Beitragvon michaela11 » Fr 21. Feb 2014, 04:41

Angefangen hat das ganze vor ca. 5 Jahren. Hatte ziemlich häufig Durchfall. Dann kamen heftige Unterleibskrämpfe dazu und zuletzt bekam ich mit dem Kreislauf Probleme. Der Arzt konnte mir nicht weiter helfen. Kam dann selber drauf. Das die Beschwerden mit dem Essen zusammen hängen. Habe auf Konservierungsstoffe, Geschmacksverstärker, verschiedene Wurstsorten, verschiedene Gemüsesorten wie Zucchini, rote Paprika, Verschiedenes Obst Äpfel, Melonen und Citrusfrüchte jeder Art reagiert. Jetztes Jahr hat mich eine Arbeitskollegin auf die Behandlung Bioresonanz gebracht. Da bekam ich verschiedene Tropfen und Globoli und ich sollte auf Weizen und Kuhmilchprodukte verzichten, da die 2 der Auslöser seien.

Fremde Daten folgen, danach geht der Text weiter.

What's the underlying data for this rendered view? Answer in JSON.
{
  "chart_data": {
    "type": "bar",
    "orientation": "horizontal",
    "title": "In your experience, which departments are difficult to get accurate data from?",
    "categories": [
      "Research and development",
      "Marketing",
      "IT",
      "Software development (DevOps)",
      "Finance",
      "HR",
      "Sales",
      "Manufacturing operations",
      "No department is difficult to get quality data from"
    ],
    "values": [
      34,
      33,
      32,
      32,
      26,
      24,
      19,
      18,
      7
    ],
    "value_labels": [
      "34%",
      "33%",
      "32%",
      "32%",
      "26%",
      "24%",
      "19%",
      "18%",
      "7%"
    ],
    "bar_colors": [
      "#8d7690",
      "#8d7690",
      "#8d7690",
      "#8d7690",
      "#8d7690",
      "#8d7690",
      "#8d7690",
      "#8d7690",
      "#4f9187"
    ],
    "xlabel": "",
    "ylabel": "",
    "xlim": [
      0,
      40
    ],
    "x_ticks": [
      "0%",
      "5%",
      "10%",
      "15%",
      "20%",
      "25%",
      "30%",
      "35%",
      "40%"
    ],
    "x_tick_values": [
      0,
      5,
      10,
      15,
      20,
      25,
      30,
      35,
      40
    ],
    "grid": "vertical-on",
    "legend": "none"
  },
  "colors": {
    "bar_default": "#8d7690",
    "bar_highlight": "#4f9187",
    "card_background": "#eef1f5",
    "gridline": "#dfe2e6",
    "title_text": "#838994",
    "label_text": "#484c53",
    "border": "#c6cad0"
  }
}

Bin dann auf Dinkel und Kollegen umgestiegen. Als nach ca. 4 Monaten meine Werte sich immer noch nicht besserten sollte ich auf alles außer Hafer und Roggen verzichten. Seitdem habe ich ziemlich gute Werte, bin beschwerdefrei und habe wieder eine gewisse Lebensqualität. Ich kann außer Haus gehen ohne zu Gucken wo die nächste Toilette ist und ich kann wieder alles Essen. Nur nichts mit Weizen und Kuhmilchprodukte und Fertigessen oder Päckchen kommen auch nicht mehr auf den Tisch. So das ist meine Geschichte. Was genau an dem Weizen ist hat er nicht gesagt. Hoffe hilft euch weiter und danke für eure Antworten.